02/04/1970 -

Directiva de Spínola sobre o tratamento de capturados pelas Forças Armadas na Guiné.

Esta directiva de Spínola é a única conhecida de todos os chefes militares que definia normas e procedimentos para tratar os capturados, que eram formalmente cidadãos portugueses desde a abolição da lei do indigenato em 1961 e da integração do Acto Colonial na Constituição da República Portuguesa. Para além das regras definidas internacionalmente, não existiam normas específicas nas Forças Armadas para o tratamento de prisioneiros e o exercício da violência foi comum. A designação de “turra” era significativa. “Turra” era uma entidade estranha, semdireitos, responsável por todos os males dos portugueses e, quando capturado, servia de bode expiatório de todos esses males. Os termos usados na directiva surpreendem pela rudeza militar, nos antípodas da linguagem jurídica.
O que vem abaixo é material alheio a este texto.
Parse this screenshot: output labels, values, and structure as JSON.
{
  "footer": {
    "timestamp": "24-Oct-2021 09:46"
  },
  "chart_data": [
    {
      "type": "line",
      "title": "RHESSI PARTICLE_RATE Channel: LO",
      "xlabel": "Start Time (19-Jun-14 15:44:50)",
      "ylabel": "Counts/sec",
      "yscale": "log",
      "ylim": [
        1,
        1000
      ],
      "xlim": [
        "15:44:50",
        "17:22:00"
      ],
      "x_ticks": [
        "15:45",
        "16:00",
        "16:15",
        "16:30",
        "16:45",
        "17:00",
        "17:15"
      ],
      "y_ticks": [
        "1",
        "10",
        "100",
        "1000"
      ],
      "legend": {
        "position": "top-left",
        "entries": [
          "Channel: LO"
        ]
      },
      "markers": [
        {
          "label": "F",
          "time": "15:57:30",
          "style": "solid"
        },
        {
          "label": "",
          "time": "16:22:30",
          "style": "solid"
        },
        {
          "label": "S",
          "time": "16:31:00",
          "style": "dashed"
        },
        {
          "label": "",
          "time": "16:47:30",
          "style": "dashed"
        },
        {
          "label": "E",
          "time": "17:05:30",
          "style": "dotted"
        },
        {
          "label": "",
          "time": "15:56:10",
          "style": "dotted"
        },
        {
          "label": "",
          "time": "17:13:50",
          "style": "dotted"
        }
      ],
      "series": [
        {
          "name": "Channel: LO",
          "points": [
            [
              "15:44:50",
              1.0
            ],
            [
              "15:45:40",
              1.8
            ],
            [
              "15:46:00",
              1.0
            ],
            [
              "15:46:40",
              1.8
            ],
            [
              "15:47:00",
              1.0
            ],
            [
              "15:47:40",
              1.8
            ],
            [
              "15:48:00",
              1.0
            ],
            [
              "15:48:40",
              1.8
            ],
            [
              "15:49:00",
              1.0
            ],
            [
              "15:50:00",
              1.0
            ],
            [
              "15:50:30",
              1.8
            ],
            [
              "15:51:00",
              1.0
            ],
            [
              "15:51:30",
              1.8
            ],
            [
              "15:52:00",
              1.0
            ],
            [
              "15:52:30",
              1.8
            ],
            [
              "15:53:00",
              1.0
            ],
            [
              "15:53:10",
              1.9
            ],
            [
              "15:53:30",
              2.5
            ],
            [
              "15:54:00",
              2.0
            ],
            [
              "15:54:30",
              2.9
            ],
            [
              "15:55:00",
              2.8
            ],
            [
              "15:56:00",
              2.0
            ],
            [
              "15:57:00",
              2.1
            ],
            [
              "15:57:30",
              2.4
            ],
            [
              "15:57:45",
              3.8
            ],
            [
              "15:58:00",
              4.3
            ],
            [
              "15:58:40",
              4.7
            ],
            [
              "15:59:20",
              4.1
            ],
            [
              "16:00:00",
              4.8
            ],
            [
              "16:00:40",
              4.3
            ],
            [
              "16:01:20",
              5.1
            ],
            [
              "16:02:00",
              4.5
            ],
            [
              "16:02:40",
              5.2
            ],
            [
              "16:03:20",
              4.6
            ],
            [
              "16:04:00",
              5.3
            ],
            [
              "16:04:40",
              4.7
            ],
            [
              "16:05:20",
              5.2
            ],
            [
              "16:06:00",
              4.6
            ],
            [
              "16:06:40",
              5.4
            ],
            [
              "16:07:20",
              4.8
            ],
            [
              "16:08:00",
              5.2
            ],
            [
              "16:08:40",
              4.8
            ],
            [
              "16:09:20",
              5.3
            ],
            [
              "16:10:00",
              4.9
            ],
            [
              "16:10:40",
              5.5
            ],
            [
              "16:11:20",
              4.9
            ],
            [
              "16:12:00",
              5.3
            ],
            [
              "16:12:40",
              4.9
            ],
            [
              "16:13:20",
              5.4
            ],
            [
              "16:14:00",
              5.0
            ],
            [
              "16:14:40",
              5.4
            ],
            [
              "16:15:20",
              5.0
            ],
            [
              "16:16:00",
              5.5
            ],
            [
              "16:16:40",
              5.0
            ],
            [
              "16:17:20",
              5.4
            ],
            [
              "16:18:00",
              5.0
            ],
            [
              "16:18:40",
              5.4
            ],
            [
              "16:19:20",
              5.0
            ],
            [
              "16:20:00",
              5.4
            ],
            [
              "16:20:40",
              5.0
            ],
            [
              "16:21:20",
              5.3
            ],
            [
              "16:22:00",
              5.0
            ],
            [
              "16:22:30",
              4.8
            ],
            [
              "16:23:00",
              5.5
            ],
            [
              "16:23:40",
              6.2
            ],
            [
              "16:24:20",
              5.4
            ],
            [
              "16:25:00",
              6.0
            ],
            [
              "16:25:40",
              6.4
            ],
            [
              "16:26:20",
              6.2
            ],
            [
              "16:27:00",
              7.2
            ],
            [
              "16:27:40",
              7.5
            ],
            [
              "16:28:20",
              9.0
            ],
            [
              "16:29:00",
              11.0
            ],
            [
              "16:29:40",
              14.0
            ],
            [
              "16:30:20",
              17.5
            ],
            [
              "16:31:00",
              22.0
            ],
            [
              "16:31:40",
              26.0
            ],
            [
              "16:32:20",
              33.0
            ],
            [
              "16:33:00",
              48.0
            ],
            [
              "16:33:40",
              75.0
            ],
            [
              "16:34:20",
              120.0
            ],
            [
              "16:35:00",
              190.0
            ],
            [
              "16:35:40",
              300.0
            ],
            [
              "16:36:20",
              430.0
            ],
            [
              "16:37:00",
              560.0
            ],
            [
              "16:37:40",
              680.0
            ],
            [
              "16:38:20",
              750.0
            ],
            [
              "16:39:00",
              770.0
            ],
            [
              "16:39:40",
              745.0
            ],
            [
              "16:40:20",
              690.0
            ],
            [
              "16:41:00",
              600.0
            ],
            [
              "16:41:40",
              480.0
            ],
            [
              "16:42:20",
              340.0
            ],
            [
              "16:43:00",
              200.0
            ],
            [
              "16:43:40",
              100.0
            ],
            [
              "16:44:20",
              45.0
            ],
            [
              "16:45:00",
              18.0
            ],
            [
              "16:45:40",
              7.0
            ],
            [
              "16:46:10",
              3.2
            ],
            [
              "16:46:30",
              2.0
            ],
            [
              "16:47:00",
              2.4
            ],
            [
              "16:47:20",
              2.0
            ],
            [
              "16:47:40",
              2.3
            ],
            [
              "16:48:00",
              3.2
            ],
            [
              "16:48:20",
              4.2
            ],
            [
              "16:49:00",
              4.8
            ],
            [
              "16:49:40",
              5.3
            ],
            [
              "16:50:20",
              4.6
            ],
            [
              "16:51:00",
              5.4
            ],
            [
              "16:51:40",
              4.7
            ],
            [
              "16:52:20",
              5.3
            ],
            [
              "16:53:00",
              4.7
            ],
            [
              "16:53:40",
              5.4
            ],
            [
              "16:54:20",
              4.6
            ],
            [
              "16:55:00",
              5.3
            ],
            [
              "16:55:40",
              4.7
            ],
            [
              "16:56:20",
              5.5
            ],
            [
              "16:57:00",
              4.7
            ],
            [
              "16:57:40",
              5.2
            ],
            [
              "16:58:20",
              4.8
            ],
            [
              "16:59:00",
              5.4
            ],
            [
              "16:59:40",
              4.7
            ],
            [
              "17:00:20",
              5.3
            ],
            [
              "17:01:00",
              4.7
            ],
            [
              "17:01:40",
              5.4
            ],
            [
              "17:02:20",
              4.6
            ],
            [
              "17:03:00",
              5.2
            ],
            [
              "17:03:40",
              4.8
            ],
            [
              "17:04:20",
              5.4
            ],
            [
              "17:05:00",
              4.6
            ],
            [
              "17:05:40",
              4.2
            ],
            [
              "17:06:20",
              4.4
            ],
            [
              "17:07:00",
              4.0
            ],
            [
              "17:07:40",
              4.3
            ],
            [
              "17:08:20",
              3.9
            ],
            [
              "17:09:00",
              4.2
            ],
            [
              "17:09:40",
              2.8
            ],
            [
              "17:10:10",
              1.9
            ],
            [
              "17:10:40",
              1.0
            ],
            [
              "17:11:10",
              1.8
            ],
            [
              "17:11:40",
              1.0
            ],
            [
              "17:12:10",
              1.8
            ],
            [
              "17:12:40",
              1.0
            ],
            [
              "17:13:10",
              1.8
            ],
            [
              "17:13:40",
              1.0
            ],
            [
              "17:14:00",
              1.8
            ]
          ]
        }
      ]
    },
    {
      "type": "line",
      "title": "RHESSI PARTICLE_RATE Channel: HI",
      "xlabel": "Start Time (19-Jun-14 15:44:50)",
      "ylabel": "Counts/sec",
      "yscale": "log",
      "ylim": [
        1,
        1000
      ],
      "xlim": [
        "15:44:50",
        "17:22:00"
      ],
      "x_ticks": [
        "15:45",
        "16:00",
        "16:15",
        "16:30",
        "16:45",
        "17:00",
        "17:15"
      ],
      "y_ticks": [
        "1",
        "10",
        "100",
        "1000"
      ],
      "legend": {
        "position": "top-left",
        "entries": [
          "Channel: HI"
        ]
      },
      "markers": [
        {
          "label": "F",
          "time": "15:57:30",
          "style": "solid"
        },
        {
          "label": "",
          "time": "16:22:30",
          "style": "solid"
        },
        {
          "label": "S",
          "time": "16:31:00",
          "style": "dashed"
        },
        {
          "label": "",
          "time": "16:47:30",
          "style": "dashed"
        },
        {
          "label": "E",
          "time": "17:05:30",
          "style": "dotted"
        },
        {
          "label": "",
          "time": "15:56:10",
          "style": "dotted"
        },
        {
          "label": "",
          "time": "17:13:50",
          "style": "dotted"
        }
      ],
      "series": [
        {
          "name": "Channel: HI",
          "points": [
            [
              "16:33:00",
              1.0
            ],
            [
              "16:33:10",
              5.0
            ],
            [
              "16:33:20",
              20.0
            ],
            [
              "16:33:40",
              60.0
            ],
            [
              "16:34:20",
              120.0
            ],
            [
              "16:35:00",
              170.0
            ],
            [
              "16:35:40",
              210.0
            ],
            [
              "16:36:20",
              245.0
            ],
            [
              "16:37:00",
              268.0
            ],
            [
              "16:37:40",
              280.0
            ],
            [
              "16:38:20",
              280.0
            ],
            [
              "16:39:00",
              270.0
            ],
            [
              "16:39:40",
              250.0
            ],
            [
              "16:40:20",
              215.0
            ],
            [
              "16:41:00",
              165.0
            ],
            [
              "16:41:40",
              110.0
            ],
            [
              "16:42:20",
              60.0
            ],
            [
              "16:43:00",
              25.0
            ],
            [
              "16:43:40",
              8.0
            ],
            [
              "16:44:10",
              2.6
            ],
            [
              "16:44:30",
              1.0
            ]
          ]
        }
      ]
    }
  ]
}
“1. Teve-se notícia de que em algumas Unidades se haviam recentemente cometido violências sobre capturados ou retidos, especialmente durante os interrogatórios a que foram submetidos, procedimento a que há que pôr termo de forma definitiva, ainda que para tal tenha de recorrer-se a medidas drásticas, sejam quais forem as consequências.

2. É imperioso que todos os Comandos se mentalizem, de uma vez para sempre, no conceito firme de que as injustiças sociais cometidas no passado estiveram na origem das motivações exploradas pela subversão (…) E sendo assim, é absolutamente necessário que, no caso particular dos capturados, as Unidades adoptem o princípio basilar de que é preferível não obter declarações úteis a obtê-las por métodos que, para além de comprometerem a sua validade, anulem e destruam a confiança que conseguimos inspirar nas populações.

3. Desta forma, impõe-se adoptar, em relação aos capturados, um procedimento que conquiste a sua colaboração espontânea, e os transforme em elementos preciosos não só do ponto de vista das declarações que nos prestam, como principalmente do testemunho que podem dar da imparcialidade, da justiça e do bom tratamento que lhes foi dispensado (…) serão responsabilizados criminal e disciplinarmente quaisquer Comandantes que cometam, ou consintam, ou simplesmente ignorem quaisquer violências cometidas contra detidos ou capturados, quer se trate de elementos In [do inimigo] armados ou simples suspeitos, ou contra quaisquer elementos da população, que deverão ser tratados em conformidade com as Leis do País.”